Is Science Hard on God?

I had an long interchange with a recent visitor about climate change, and I have excerpted one part of that dialogue here (edited, enhanced, and slightly expanded for clarity). Science and math nerds: I’m taking liberties with the use of the word “proof” for accessibility reasons.

The Objection

The following basic objection was raised:

Science has spent years trying to prove the nonexistence of god. If god doesn’t exist, there is no need to try to prove he doesn’t…

My Response

There really isn’t a science journal out there dedicated to the field of disproving god. Nor does science in principle disprove the existence of anything. Science has the opposite bias. The positive claimant bears the burden of proof. If you claim the existence of a deity, the proof must come from you. Just to make sure this isn’t missed, and to underscore how baked in the burdens of proof are, consider this scenario…

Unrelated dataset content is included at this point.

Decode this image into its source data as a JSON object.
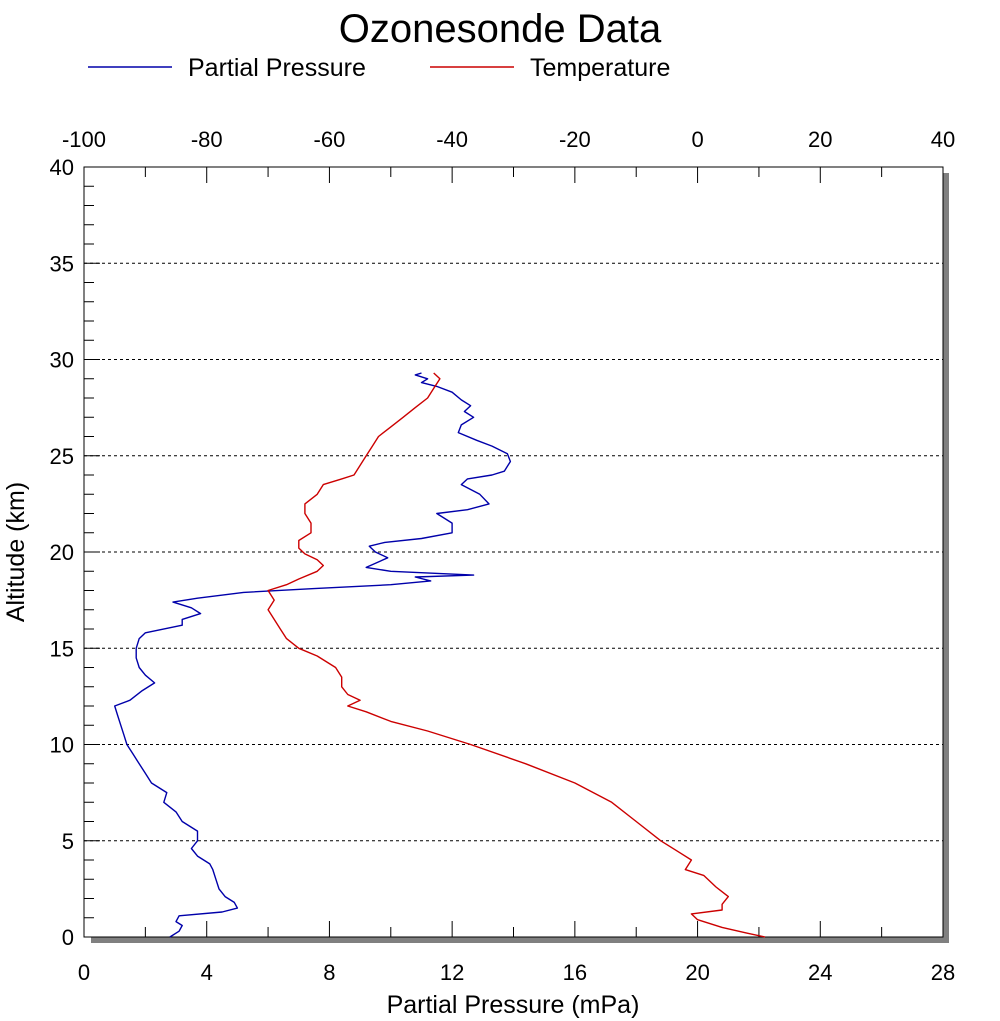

You have lost your car keys. You think about where they could be. You conjure several possible explanations.

  1. They fell into the couch cushions.
  2. They are in your jacket pocket, hanging in the closet.
  3. They fell out in the parking lot and are on the ground by your car.
  4. Your neighbor took them from your counter top when he visited last.
  5. Aliens stole them.

Several of these explanations are plausible. But — and this is critical — most or all of these explanations are false. Even among the first three, which are quite reasonable explanations, most are false. Only one will correctly predict the location of your keys, at most. After all, you may have left them on the bathroom counter. We could invent 99 other possible explanations. Most of what we imagine as possible is not true. Only one explanation is true.

This is so contrary to human intuition that it bears restating. Even most of what we might imagine as being reasonable is false. In most human minds, when a reasonable explanation is heard, nothing further is asked. This sort of common sense failed to inform humanity about the nature of reality for millennia.

That is why the burden of proof in science is configured the way it is. Reasonable and plausible explanations are usually false. This is axiomatic. The gulf between “reasonable” explanations and the correct explanation is wide. This concept is formalized in the “null hypothesis.” In layman’s terms, this is the default assumption that your notions are probably wrong. In law, a person is presumed innocent until proven guilty. This is a similar default that establishes who bears the burden of proof.

If you are advancing a god — and a specific god — to either explain or excuse us from our climate predicament, you have a lot of work ahead of you. There is no evidence that we have a great “thermostat in the sky” who will save us from the consequences of our actions. Wholesale species extinction has occurred with past climate changes, per the best evidence we have marshalled. There is no evidence of a guiding hand. A guiding hand hypothesis is just another “possible” explanation, and most possible explanations that humans come up with are false. The burden of proof stands.

Science assumes the god explanation is wrong for the same reason it assumes other explanations are wrong — that is the default until an explanation has withstood rigorously testing. Religious folks take this personally. It isn’t personal, it’s policy. Until god can be demonstrated by experiment and evidence and predictive power, it must wait on the heap with all the other “reasonable” ideas of humanity. God remains a mere hypothesis, advanced by humans to explain things, and most hypotheses are wrong. Science requires that explanations and claims meet a much higher bar than religion does. Nobody is being picked on. The field of science lays the same heavy burden on its practicing members and their current hypotheses. Everyone must meet the same high bar; no exceptions.

On climate, humans divide at this key juncture: Either we work unflinchingly from evidence and reason, or we fall back on other narratives — religious, political, emotional, etc. Grown-ups have to work from our best evidence and reason together toward solutions. Everyone else will have to take up coloring books at the kids table.